The DEI Outreach Center is collaborating with various on-campus entities to collect and analyze information regarding how the school can improve diversity and develop a more inclusive environment. Using metrics outlined in the center’s strategic plan, measurable goals will be established to assess progress.
In addition, each of the nine engineering departments has established a DEI committee responsible for setting measurable departmental objectives that align with school goals, including recruitment and retention of doctoral students and faculty from communities historically excluded from STEM.
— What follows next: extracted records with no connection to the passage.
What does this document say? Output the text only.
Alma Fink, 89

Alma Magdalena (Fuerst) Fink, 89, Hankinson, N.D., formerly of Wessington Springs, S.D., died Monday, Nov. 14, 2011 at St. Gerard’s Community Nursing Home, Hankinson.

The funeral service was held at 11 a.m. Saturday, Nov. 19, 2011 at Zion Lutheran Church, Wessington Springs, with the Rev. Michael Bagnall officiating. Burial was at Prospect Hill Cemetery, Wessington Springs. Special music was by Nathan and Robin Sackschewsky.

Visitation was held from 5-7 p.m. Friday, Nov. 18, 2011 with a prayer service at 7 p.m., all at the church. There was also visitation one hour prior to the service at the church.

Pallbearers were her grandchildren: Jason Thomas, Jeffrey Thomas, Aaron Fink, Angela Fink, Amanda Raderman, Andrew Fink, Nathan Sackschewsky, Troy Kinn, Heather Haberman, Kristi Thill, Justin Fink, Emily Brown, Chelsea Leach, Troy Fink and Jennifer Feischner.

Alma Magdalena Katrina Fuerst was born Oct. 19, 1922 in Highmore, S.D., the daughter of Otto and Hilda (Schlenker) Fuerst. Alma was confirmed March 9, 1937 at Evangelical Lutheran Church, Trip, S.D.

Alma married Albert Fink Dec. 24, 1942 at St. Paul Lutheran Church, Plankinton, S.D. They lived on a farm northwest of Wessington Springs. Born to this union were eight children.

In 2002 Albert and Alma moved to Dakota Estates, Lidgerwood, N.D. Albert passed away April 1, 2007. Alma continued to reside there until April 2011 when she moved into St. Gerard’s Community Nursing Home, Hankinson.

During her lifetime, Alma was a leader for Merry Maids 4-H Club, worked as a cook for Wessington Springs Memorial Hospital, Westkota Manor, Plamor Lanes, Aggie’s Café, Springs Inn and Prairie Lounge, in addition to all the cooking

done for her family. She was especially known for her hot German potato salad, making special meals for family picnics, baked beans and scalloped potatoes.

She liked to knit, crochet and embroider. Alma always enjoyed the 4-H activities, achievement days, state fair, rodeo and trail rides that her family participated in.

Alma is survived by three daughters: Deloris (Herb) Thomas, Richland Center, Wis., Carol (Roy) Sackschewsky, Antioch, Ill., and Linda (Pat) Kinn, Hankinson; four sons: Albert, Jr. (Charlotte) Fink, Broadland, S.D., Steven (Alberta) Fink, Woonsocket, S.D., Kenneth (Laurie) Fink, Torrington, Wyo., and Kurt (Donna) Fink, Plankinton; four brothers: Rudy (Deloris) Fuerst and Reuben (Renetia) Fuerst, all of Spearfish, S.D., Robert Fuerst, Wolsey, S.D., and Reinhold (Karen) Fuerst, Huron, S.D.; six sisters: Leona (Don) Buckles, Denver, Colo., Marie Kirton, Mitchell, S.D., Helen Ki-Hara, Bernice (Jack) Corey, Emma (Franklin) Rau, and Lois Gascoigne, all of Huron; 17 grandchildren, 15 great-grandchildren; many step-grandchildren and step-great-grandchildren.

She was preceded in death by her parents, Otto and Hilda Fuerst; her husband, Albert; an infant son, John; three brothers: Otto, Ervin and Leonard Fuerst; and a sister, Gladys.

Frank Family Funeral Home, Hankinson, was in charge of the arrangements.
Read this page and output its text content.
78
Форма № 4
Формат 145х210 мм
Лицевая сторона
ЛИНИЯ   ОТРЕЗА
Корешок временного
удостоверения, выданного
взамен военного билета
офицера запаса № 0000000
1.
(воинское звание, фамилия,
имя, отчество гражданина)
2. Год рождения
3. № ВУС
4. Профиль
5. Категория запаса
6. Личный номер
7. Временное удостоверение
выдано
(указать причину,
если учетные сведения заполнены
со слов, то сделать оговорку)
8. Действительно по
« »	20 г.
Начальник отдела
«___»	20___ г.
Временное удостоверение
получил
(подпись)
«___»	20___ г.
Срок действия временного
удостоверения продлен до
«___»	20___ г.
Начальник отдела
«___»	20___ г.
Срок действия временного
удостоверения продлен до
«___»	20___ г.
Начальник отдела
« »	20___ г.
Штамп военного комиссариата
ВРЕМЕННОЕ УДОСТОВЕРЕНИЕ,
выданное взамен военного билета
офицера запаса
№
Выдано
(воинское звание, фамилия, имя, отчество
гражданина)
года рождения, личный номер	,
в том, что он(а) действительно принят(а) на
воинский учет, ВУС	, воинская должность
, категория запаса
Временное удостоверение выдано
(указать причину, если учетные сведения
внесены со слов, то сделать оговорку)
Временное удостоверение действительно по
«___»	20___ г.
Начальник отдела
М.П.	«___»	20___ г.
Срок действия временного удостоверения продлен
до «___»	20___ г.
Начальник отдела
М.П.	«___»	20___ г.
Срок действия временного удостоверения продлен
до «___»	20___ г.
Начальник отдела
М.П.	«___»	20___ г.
“I am not satisfied with the diversity of our faculty and student body,” Nakhleh said. “The center will collect data — quantitative and qualitative — to help us find ways to improve diversity. The data will also help us understand how we are doing in terms of equity and inclusion. When DEI is discussed, the focus is too often on diversity rather than the other components which are equally important. I want to ensure our school is equitable and inclusive when it comes to recruiting and retaining the best faculty and students.”
The school of engineering has allocated funds for the DEI Outreach Center with additional fundraising efforts planned.
“Philanthropy will be a key driver for this programming,” said Ramos. “Graduate students are the interface between undergraduates and faculty. Fellowships are needed to encourage more undergraduates to pursue advanced degrees and to attract a diverse pool of top graduate candidates, especially those who are first in their family to attend college. Diverse graduate students are important to faculty recruiting, our research focus areas and the future of engineering education.”
“We want to diversify both the Ph.D. student and faculty population,” Fernández said. “By 2027, women will represent 40 percent of doctoral students, and 35 percent of the Ph.D. population will originate from historically excluded communities. Likewise, 35 percent of our tenure-track faculty will be from communities that have been historically excluded from engineering fields.”
Ramos and Fernández hope to form partnerships with other institutions in Houston and across the state, including non-profit organizations, corporations and foundations interested in advancing equity in STEM.